As national attention focuses around the disproportionate use of police stop-and-frisks against minorities in New York City, nearby Newark, New Jersey has announced a policy to voluntarily release a raft of data about stops by the state’s largest police department.

According to an order approved by the City Council Tuesday, the police department will release data every month that includes not just statistics about the nature of stops and frisks, but also information about internal complaints filed, and the results of those complaints. Newarks’ internal complaints process has weathered particular criticism, with a 2011 ACLU review showing that out of 261 complaints filed over the course of two years on excessive force or improper policing, only one was sustained. A federal investigation of the procedure is ongoing, but new statistics posted on a website will allow the public to better monitor policing. Monthly statistics will document every stop, the reason for the stop, whether there was a subsequent frisk, and whether force was used.
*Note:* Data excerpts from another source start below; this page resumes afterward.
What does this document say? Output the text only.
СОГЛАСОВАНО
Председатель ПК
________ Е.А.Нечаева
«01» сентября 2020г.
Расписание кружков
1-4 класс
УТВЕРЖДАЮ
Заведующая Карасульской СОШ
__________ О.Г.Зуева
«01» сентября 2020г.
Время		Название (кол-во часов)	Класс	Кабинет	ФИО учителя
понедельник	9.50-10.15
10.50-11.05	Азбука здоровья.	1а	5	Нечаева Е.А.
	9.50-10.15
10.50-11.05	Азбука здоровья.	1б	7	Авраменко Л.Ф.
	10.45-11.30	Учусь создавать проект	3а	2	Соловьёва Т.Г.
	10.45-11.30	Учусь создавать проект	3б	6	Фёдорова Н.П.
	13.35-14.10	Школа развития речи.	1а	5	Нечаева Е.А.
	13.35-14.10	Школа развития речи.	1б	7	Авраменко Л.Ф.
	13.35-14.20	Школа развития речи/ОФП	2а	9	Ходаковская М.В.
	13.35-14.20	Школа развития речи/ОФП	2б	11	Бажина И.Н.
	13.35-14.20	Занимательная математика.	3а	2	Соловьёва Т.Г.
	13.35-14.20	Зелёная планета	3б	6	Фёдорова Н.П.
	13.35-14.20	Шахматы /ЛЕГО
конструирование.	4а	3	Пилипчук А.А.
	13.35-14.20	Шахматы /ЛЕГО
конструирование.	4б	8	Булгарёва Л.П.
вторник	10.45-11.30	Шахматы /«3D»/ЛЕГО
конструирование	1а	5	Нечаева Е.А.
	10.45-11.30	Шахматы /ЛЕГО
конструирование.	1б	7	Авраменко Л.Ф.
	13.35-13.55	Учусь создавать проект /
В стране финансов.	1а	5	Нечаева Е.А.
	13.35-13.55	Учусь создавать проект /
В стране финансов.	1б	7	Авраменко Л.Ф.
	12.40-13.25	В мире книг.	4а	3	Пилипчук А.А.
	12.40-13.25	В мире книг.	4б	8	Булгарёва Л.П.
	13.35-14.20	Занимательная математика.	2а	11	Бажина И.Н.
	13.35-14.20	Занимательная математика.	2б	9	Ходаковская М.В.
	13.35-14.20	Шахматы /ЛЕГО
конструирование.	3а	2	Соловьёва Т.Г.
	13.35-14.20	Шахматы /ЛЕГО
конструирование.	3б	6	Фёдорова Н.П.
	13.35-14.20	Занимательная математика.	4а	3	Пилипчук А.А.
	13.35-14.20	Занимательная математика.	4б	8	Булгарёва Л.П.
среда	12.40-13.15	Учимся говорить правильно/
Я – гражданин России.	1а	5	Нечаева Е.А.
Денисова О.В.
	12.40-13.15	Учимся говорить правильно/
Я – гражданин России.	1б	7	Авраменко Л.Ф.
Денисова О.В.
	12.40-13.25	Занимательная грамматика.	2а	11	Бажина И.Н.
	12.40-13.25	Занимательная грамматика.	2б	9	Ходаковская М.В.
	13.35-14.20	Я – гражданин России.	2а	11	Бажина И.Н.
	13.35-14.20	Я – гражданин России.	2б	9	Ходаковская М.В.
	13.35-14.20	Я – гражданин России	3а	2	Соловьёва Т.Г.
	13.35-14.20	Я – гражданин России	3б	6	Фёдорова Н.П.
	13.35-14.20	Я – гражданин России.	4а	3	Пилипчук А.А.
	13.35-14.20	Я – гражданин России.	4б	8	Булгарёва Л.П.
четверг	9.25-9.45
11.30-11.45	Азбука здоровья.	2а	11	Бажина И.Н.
The reports will also include information on the race, sex, age, and language proficiency of the subjects, as well as whether the individual stopped was a student.

Wayne Fisher, a professor at the Rutgers Police Institute, told the Newark Star-Ledger that no other police department publishes information this detailed this often.

The New York Police Department, whose controversial and rampant stop-and-frisk practices are now under review in a major class action lawsuit, was forced to release 10 years of data about stop-and-frisks in 2008. It now publishes a database with police logs of stops in paper release quarterly, and on its website annually. Statistics about the NYPD program showed that officers stopped more young black men in 2011 than there are young black men in the city, and the program continues to disproportionately target blacks and Latinos, even though stops of whites are more than twice as likely to yield a weapon, and the overwhelming majority of stops result in no charges at all.